THREAD: An FBI informant recorded the planning of a KKK plot to kill a Black man in Florida in 2015.

Recordings obtained by @AP provide a detailed look inside the investigation that exposed a murder plot - and the klan’s link to law enforcement.

FBI’s Jacksonville office wanted a confidential informant who had the talent and connections to get inside a violent klan cell, the Traditionalist American Knights of the KKK.

They found him.
The informant was an Army vet and trained sniper, and like many informants he was a risky choice.

He’d had psychotic episodes and ongoing mental health issues, and was fired previously by an FBI agent for blabbing about his work on another case.
But he was a skilled operator.

After making contact with the klan, he signed a blood oath and was “naturalized” into the Invisible Empire of the KKK.

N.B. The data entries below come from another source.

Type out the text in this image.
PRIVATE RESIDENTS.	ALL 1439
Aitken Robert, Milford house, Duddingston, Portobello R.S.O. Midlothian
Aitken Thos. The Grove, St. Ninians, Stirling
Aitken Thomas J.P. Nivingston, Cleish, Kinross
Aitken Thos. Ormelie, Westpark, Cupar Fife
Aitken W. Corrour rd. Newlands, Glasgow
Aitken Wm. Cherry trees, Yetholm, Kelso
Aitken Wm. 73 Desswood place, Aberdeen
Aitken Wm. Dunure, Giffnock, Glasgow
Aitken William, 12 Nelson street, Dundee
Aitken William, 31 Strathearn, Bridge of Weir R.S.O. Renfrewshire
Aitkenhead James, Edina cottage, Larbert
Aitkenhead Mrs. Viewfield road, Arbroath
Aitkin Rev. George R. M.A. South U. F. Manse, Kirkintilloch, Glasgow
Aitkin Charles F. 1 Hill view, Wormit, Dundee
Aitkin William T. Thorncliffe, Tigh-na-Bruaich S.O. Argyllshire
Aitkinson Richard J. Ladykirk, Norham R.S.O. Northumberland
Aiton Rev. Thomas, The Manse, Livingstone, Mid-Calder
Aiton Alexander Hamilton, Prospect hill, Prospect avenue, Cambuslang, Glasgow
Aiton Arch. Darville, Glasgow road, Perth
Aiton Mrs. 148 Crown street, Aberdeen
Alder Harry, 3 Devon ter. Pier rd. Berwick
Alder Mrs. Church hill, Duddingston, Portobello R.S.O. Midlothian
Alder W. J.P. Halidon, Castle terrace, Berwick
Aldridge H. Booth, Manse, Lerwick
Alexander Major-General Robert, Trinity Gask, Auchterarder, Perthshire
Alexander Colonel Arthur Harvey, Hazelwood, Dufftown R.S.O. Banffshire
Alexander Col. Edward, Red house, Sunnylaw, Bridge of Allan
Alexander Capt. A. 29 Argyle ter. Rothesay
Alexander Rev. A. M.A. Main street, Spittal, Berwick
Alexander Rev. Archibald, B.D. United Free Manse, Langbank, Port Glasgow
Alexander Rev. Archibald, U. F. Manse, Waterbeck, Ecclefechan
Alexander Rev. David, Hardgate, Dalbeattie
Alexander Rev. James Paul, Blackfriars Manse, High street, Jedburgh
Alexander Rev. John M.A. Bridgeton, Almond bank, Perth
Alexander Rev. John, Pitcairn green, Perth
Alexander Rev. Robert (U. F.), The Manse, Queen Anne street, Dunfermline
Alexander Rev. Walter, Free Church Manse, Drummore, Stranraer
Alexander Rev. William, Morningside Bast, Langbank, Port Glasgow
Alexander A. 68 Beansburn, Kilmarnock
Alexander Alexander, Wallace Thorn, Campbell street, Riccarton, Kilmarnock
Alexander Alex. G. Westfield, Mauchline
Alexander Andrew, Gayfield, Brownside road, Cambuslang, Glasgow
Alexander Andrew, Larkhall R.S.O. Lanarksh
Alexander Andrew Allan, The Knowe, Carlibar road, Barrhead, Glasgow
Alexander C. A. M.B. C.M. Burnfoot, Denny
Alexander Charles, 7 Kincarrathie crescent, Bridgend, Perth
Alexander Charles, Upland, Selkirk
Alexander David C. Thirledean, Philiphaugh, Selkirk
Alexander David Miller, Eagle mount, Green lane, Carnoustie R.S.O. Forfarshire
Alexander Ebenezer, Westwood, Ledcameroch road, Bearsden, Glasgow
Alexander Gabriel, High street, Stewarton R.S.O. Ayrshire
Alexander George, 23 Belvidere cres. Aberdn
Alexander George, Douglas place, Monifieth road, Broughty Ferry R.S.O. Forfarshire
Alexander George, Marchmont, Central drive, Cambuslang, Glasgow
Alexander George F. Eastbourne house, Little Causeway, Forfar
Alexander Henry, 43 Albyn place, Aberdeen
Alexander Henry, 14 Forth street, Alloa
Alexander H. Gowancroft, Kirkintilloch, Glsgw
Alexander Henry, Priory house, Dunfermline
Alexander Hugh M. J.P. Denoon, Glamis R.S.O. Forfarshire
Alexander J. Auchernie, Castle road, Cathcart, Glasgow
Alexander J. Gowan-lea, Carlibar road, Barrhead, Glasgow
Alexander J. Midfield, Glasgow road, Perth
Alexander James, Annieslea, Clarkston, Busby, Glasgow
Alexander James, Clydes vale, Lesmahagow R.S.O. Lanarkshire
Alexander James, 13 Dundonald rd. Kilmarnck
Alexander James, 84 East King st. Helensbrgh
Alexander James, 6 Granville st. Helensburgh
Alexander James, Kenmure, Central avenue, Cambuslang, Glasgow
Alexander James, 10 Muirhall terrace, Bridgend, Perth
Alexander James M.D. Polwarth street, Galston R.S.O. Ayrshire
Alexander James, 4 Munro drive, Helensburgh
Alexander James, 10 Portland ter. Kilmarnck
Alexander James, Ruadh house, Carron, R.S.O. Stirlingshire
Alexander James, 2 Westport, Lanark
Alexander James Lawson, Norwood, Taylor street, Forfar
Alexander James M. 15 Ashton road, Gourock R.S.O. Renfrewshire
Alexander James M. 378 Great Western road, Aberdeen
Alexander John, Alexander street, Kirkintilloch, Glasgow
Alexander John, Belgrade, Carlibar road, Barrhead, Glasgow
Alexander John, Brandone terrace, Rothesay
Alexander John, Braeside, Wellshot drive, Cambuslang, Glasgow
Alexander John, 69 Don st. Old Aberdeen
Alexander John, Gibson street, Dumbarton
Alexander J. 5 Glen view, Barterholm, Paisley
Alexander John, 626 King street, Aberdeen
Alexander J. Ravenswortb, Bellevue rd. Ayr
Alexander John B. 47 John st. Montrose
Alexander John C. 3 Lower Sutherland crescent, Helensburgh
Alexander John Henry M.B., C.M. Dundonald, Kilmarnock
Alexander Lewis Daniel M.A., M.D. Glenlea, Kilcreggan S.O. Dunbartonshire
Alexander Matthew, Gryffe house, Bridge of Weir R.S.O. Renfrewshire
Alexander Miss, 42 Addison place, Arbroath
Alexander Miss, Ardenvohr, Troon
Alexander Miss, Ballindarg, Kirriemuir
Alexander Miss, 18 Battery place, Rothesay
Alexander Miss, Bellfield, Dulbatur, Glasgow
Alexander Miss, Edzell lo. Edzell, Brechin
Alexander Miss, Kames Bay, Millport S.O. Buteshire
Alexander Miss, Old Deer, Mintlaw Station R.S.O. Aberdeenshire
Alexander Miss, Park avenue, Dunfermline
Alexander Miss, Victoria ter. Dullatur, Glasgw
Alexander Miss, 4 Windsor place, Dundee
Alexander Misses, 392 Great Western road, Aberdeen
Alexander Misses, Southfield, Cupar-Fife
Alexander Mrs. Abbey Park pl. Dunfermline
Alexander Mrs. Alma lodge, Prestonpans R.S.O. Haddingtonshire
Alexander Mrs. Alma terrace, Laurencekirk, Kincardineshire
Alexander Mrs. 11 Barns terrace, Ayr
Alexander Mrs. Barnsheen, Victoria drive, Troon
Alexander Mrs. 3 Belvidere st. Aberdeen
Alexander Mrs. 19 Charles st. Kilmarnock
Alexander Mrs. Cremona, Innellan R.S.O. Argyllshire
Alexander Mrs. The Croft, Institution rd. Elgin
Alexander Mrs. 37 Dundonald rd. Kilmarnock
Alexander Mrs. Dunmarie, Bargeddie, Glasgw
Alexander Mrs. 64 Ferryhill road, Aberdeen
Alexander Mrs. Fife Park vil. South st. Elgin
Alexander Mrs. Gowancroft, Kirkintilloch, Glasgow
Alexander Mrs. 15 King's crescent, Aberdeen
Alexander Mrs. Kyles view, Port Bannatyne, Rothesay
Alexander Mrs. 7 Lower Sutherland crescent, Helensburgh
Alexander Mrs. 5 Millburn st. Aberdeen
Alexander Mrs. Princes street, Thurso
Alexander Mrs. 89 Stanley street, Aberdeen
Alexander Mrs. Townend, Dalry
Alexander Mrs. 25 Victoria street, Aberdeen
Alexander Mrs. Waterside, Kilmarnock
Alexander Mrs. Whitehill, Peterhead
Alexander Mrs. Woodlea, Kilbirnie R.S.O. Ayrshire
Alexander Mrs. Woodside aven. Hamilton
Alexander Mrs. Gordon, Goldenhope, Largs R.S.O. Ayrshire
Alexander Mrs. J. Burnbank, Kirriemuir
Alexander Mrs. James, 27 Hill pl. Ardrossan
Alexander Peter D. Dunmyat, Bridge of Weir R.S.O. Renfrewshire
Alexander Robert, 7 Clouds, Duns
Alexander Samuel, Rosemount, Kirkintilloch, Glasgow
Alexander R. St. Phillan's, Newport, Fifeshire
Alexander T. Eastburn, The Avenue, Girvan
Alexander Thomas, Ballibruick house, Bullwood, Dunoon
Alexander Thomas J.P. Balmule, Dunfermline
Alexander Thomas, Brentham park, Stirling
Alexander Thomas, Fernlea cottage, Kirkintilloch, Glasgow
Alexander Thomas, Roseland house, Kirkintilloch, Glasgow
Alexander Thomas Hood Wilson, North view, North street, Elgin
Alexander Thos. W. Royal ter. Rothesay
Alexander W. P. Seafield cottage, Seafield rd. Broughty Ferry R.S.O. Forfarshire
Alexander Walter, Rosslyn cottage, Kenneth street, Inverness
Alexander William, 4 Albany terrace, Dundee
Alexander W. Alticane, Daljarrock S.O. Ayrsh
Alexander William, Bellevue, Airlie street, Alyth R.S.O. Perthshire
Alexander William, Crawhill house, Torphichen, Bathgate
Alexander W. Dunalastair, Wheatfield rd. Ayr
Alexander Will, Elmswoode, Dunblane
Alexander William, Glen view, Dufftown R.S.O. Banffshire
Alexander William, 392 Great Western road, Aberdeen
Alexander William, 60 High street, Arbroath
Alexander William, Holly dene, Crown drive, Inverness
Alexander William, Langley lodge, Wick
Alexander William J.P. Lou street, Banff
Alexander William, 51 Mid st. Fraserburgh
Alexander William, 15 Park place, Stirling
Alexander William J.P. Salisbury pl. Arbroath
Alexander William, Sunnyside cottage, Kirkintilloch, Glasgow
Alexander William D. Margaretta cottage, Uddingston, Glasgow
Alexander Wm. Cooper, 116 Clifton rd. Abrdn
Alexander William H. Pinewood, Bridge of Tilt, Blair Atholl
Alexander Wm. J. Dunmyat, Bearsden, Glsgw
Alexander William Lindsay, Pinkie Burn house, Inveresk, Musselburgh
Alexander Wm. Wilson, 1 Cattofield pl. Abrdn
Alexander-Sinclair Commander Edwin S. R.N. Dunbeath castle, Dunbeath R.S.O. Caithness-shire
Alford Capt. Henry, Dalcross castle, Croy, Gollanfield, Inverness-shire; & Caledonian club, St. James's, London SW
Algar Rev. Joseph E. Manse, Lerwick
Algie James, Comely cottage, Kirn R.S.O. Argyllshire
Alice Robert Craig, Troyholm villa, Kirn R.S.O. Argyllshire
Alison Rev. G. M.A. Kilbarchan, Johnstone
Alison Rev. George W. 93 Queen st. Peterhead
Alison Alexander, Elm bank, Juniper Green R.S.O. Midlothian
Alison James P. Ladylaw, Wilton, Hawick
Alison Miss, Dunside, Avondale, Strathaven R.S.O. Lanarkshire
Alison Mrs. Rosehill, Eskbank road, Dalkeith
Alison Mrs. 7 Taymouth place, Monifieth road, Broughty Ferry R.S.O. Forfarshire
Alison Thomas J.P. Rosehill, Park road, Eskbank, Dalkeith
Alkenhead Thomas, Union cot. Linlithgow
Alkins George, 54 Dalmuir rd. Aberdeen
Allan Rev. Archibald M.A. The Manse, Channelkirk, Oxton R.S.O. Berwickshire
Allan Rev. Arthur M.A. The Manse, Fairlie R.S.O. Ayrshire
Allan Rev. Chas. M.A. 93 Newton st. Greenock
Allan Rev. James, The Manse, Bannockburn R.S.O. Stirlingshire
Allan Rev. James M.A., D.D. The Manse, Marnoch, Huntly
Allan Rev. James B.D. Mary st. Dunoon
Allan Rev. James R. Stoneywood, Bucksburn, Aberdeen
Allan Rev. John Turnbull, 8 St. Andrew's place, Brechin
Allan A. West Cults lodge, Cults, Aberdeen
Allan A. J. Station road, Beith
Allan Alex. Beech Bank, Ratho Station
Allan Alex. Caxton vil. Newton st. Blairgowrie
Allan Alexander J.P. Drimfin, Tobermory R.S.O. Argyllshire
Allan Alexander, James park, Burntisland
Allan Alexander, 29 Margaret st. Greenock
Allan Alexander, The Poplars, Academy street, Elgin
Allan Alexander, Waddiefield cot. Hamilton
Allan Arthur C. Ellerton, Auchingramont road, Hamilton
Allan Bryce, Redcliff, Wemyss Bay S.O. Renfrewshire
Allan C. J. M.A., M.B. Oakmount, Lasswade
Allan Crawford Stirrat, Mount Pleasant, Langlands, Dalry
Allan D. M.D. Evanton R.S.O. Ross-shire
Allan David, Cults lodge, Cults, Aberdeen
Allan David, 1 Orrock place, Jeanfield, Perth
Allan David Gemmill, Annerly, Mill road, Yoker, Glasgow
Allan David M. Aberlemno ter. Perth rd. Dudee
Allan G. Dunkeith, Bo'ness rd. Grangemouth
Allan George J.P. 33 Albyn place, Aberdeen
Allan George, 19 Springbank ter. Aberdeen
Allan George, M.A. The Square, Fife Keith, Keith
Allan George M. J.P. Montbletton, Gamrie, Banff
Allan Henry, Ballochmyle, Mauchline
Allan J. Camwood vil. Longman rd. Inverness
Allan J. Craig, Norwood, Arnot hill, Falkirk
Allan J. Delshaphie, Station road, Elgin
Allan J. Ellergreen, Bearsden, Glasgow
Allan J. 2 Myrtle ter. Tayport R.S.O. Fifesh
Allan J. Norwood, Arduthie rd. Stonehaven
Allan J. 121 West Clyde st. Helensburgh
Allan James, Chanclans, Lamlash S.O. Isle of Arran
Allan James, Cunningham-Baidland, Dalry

The FBI OK’d him to begin secretly recording.
He professed a background as an elite assassin, and the klan elevated him to “Grand Night Hawk” in charge of group security.

That’s when three klansmen who were current and former prison guards approached him about the murder.
The guards wanted to kill a Black prison inmate because he’d bitten one of them during a fight.

“One night we find him out there and I can walk right up, put him out of his misery,” said a klan leader, called the Exalted Cyclops.
The recordings capture three klansmen driving to the inmate’s home. They had syringes of insulin and were ready to kidnap and inject him and make it look like an overdose.
The murder attempt would be unsuccessful, but they planned to try again. Later, FBI agents staged a murder photo the informant could show to the klansmen and record their reactions.

The photos, elicited joy and cheers.
Florida prosecuted the three former guards. Two of them got nine years, one pleaded out and got four.

Even with proof of klansmen working in a state prison, the DOC didn't find cause to investigate further. A spokeswoman told @AP there was no indication of a wider problem.
In April, @AP visited the employee and volunteer parking lot at the prison where the three klansmen had worked.

Vehicles were festooned with imagery associated with white supremacist groups including the Confederate Flag and Q-Anon.
The FBI has for decades warned that white extremist groups’ infiltration of law enforcement is a modern national security threat. Off-duty police officers marched alongside white supremacists in the Jan. 6 insurrection.
The klan’s failed murder plot continues to haunt the target of it. Warren Williams and his family live with constant paranoia and fear that the klan will finish the job.

Williams is suing Florida and the three guards. Florida has moved to have the suit thrown out.